Georgetown Law Professor Neal Katyal: 35 Supreme Court Oral Arguments — and Counting

November 30, 2017

Georgetown Law Professor Neal Katyal lectures in a classroom in front of a chalkboard. Professor Neal Katyal, the Paul and Patricia Saunders Professor of National Security Law at Georgetown Law, has now surpassed the late Thurgood Marshall’s record for the most cases argued before the Supreme Court by a minority attorney.

Neal Katyal, the Paul and Patricia Saunders Professor of National Security Law at Georgetown Law, has surpassed the late Thurgood Marshall’s record for the most Supreme Court cases argued by a minority attorney in the history of the United States. Cyan v. Beaver County Employees Retirement Fund, heard on November 28, was Katyal’s 35th argument.

His career as a superstar Supreme Court advocate started with Osama bin Laden’s driver. Hamdan v. Rumsfeld was the first case that Katyal ever argued before the Supreme Court, in 2006. To prepare, he mooted the case 17 times, almost always at Georgetown Law’s Supreme Court Institute. Along the way, he enlisted the help of approximately 70 Georgetown Law students: 10 students per semester, for 70 semesters. And he won his case — successfully challenging the George W. Bush-era military commissions set up to try detainees in Guantanamo Bay.

“I still remember Hamdan so well,” Katyal said after arguing Cyan. “The Georgetown faculty were incredible, as were the students. My students loved beating up on me in the moots, and that experience taught me about how one must enter the mooting process with no ego, and with an absolute desire to improve. After Hamdan, I argued one other Supreme Court case with my Georgetown students in 2008 before going into the Solicitor General’s Office, and mooted that one a dozen times too.”
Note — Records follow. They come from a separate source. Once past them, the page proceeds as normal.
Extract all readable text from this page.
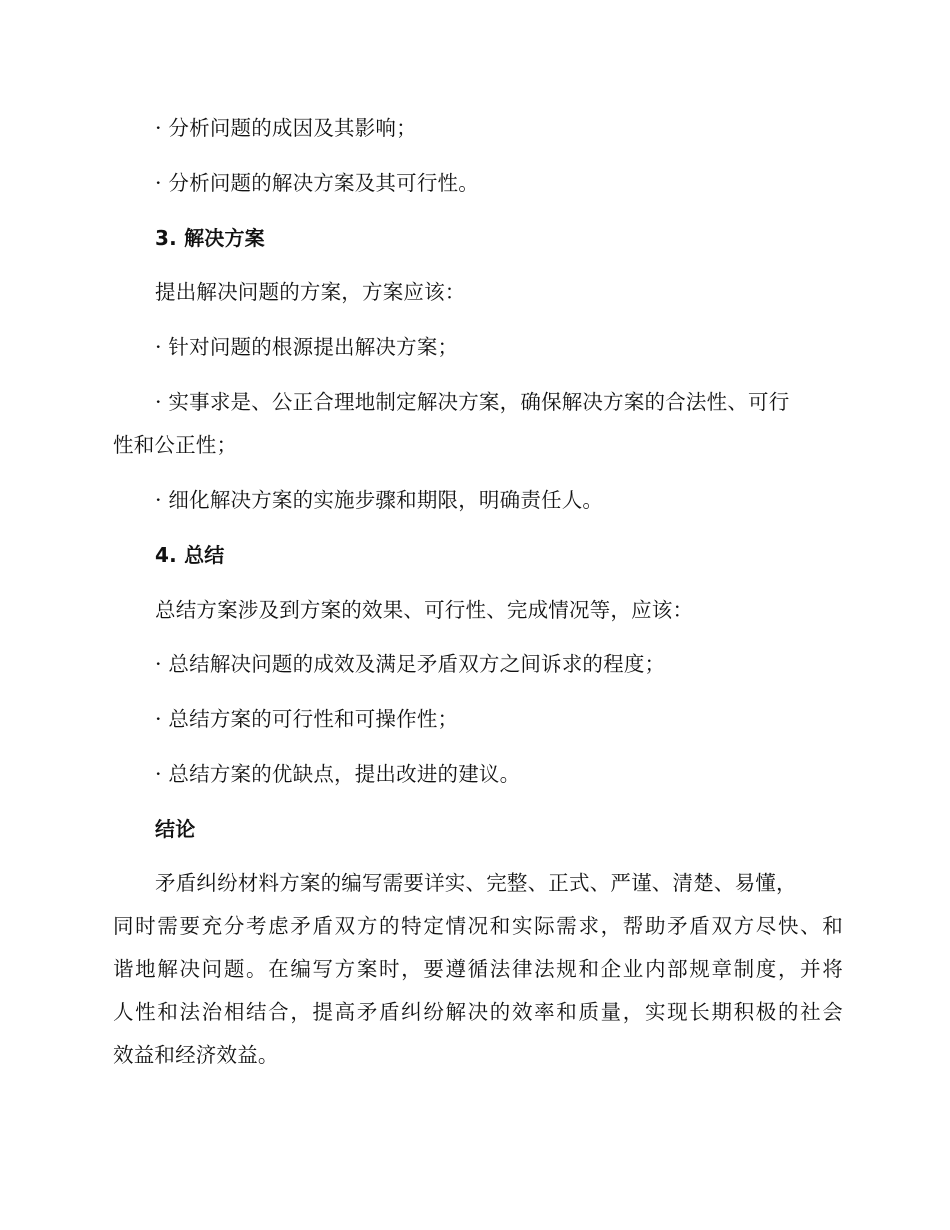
· 分析问题的成因及其影响；
· 分析问题的解决方案及其可行性。
3. 解决方案
提出解决问题的方案，方案应该：
· 针对问题的根源提出解决方案；
· 实事求是、公正合理地制定解决方案，确保解决方案的合法性、可行
性和公正性；
· 细化解决方案的实施步骤和期限，明确责任人。
4. 总结
总结方案涉及到方案的效果、可行性、完成情况等，应该：
· 总结解决问题的成效及满足矛盾双方之间诉求的程度；
· 总结方案的可行性和可操作性；
· 总结方案的优缺点，提出改进的建议。
结论
矛盾纠纷材料方案的编写需要详实、完整、正式、严谨、清楚、易懂，
同时需要充分考虑矛盾双方的特定情况和实际需求，帮助矛盾双方尽快、和
谐地解决问题。在编写方案时，要遵循法律法规和企业内部规章制度，并将
人性和法治相结合，提高矛盾纠纷解决的效率和质量，实现长期积极的社会
效益和经济效益。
Katyal served in the Office of the Solicitor General from 2009 to 2011, as principal deputy solicitor general and acting solicitor general of the United States. He’s now a partner at Hogan Lovells, and his six oral arguments last term in seven different cases constituted more than 9 percent of the Court’s docket, Adam Feldman reported on “Analytical SCOTUS” in May.
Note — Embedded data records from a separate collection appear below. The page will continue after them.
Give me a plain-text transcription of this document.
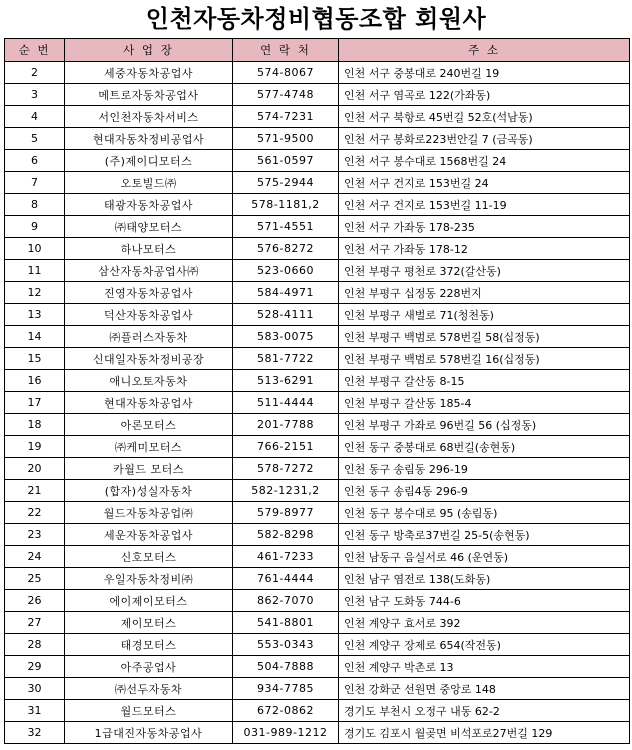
인천자동차정비협동조합 회원사
순 번	사 업 장	연 락 처	주 소
2	세중자동차공업사	574-8067	인천 서구 중봉대로 240번길 19
3	메트로자동차공업사	577-4748	인천 서구 염곡로 122(가좌동)
4	서인천자동차서비스	574-7231	인천 서구 북항로 45번길 52호(석남동)
5	현대자동차정비공업사	571-9500	인천 서구 봉화로223번안길 7 (금곡동)
6	(주)제이디모터스	561-0597	인천 서구 봉수대로 1568번길 24
7	오토빌드㈜	575-2944	인천 서구 건지로 153번길 24
8	태광자동차공업사	578-1181,2	인천 서구 건지로 153번길 11-19
9	㈜태양모터스	571-4551	인천 서구 가좌동 178-235
10	하나모터스	576-8272	인천 서구 가좌동 178-12
11	삼산자동차공업사㈜	523-0660	인천 부평구 평천로 372(갈산동)
12	진영자동차공업사	584-4971	인천 부평구 십정동 228번지
13	덕산자동차공업사	528-4111	인천 부평구 새벌로 71(청천동)
14	㈜플러스자동차	583-0075	인천 부평구 백범로 578번길 58(십정동)
15	신대일자동차정비공장	581-7722	인천 부평구 백범로 578번길 16(십정동)
16	애니오토자동차	513-6291	인천 부평구 갈산동 8-15
17	현대자동차공업사	511-4444	인천 부평구 갈산동 185-4
18	아론모터스	201-7788	인천 부평구 가좌로 96번길 56 (십정동)
19	㈜케미모터스	766-2151	인천 동구 중봉대로 68번길(송현동)
20	카월드 모터스	578-7272	인천 동구 송림동 296-19
21	(합자)성실자동차	582-1231,2	인천 동구 송림4동 296-9
22	월드자동차공업㈜	579-8977	인천 동구 봉수대로 95 (송림동)
23	세운자동차공업사	582-8298	인천 동구 방축로37번길 25-5(송현동)
24	신호모터스	461-7233	인천 남동구 음실서로 46 (운연동)
25	우일자동차정비㈜	761-4444	인천 남구 염전로 138(도화동)
26	에이제이모터스	862-7070	인천 남구 도화동 744-6
27	제이모터스	541-8801	인천 계양구 효서로 392
28	태경모터스	553-0343	인천 계양구 장제로 654(작전동)
29	아주공업사	504-7888	인천 계양구 박촌로 13
30	㈜선두자동차	934-7785	인천 강화군 선원면 중앙로 148
31	월드모터스	672-0862	경기도 부천시 오정구 내동 62-2
32	1급대진자동차공업사	031-989-1212	경기도 김포시 월곶면 비석포로27번길 129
But Katyal’s parents, who were immigrants from India, actually cried when he told them he was going to law school, he says.

“The law isn’t the most respected profession in the Indian community, and they thought I was throwing my life away,” he recalls. “But they were always supportive of whatever I did, and to this day, I call my mom before every single oral argument.”

His late father, especially, would have been pleased to see him today. “He always saw this country as a place where barriers were meant to be shattered,” Katyal says. “His examples of fairness and strength are crucial. My sister, who is a law professor at Berkeley, has a deep sense of justice that inspires a lot of my work as well.”

Expertise

Georgetown Law students continue to benefit from Katyal’s expertise. He’s now the faculty director of the new Institute for Constitutional Advocacy and Protection (ICAP), headed by Executive Director Joshua Geltzer and Senior Litigator from Practice Mary B. McCord.

Hamdan…was made possible by the huge amount of student energy and work,” he says. “I’ve tried over the years to keep that spirit going, both in my teaching and my work with our Center on National Security and the Law. ICAP will continue that work, and it’s my privilege to watch it take off.”

McCord and Geltzer, he says, are among the most accomplished lawyers in their respective generations. “To have our students learn from people like that is phenomenal.”

As for Katyal, he proceeds to oral argument in the Ninth Circuit in Hawaii’s ongoing challenge to the latest version of President Trump’s travel ban. He’ll argue his 36th case, Hall v. Hall, before the Supreme Court in January. But he no longer needs to do 17 moots.

“In the government…attorneys don’t have time to constantly moot you, and so I could only do two moots,” he said, noting that in a few big cases, like the Voting Rights Act case, he still did more. “I love the process of getting knowledge and perspective from a bunch of people.”

It’s not at all difficult to imagine that Katyal, like Marshall, might one day find a place on the Supreme Court. But right now, he’s enjoying the moment.